I went to church last Sunday. This will surprise some of my friends. I am not noted as a regular attender of Church of England services. This is not because I don’t believe in God. But our relationship has always been a private one. One in which He or I can make our excuses and leave.
Not that I haven’t been inside plenty of churches. I have always had a great interest in them architecturally. There is an extraordinary beauty and felicity in driving through a country village during the summer and coming across a simple, 12th- century church. There is no light like that which shines through stained glass; all the best efforts of Hollywood in its golden age could not surpass it.
In London I used to attend church at Christmas, usually on Christmas Eve. There is a pretty Georgian chapel in South Audley Street where John Wilkes is buried. I wonder if the vicar ever realised that was the reason I was there. I hope not.

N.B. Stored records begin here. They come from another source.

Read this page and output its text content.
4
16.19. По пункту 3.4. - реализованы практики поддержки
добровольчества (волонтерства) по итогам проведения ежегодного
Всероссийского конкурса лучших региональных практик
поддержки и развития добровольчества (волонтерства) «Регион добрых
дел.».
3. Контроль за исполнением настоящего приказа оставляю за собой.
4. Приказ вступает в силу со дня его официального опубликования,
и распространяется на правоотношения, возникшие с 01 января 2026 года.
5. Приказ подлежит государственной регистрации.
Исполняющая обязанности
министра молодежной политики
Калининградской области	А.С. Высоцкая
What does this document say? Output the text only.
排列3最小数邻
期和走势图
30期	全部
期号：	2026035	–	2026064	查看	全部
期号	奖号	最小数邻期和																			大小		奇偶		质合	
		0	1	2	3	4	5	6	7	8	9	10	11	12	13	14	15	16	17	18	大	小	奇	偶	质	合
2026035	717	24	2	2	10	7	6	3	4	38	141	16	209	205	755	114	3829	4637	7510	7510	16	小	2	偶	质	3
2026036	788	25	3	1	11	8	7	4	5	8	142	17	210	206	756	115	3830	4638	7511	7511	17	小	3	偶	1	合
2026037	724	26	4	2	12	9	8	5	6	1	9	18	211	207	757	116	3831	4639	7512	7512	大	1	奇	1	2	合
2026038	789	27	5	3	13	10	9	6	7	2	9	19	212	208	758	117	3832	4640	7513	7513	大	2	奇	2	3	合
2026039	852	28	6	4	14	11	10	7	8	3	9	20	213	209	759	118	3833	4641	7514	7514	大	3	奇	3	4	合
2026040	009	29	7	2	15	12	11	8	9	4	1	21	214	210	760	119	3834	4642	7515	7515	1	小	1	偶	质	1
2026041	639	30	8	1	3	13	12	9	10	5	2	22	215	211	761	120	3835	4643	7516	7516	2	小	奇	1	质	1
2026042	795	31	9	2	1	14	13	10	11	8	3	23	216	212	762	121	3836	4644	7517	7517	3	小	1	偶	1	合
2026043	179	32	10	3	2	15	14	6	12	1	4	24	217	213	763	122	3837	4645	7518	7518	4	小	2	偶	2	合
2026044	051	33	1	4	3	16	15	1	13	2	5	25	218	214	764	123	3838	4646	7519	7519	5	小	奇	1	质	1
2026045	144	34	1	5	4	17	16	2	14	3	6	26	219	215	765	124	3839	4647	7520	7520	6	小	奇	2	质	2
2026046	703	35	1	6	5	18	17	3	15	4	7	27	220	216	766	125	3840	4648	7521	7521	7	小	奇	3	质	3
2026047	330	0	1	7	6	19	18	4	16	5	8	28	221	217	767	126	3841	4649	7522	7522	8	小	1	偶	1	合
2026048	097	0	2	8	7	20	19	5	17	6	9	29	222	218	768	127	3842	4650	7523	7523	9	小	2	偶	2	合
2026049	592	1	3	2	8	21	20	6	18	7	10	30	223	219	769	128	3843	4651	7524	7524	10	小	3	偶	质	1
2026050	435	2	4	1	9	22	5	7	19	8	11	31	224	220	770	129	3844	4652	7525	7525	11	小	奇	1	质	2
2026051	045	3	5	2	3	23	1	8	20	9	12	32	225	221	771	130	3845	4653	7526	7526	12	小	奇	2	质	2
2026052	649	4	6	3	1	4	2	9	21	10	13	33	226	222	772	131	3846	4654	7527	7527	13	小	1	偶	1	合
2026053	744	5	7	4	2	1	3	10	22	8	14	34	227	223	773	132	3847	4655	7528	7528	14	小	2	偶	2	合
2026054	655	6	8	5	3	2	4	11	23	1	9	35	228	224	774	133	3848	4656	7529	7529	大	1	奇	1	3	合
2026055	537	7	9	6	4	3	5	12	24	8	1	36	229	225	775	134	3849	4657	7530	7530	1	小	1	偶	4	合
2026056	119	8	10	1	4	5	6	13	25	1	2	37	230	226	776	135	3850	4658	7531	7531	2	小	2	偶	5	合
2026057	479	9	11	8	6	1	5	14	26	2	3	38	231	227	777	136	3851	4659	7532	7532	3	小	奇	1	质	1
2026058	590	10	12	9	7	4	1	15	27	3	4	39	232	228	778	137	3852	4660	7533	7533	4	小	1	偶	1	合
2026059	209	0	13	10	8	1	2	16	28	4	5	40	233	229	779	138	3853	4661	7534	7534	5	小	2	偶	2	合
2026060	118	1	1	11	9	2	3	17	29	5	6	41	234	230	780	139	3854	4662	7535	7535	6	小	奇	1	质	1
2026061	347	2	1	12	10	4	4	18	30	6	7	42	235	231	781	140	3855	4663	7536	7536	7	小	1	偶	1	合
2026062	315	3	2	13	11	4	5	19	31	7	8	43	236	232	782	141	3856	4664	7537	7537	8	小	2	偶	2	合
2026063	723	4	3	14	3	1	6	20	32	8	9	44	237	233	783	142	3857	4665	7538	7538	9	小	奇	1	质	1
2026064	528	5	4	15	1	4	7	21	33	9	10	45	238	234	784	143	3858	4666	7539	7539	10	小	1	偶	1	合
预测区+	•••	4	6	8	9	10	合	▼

But my local church in St John’s Wood has always been easy on the eye. It stands opposite a statue of St George and the dragon. The building is neo-classical, with white columns and an ochre fa’ade. I have sometimes sat inside on my own, in a cocoon of dazzling whiteness. The windows are not stained glass, but the interior has a greater purity because of it.
Anyway, last Sunday I decided to attend a service there. There was to be a sung Eucharist at 11 in the morning. I suspected I was a sung Eucharist kind of girl – the more music the better. And the service at 8 was far too early for a Sunday morning.
I had heard that the choir was particularly good and that the vicar, the Revd Dr Anders Bergquist, did not bang on.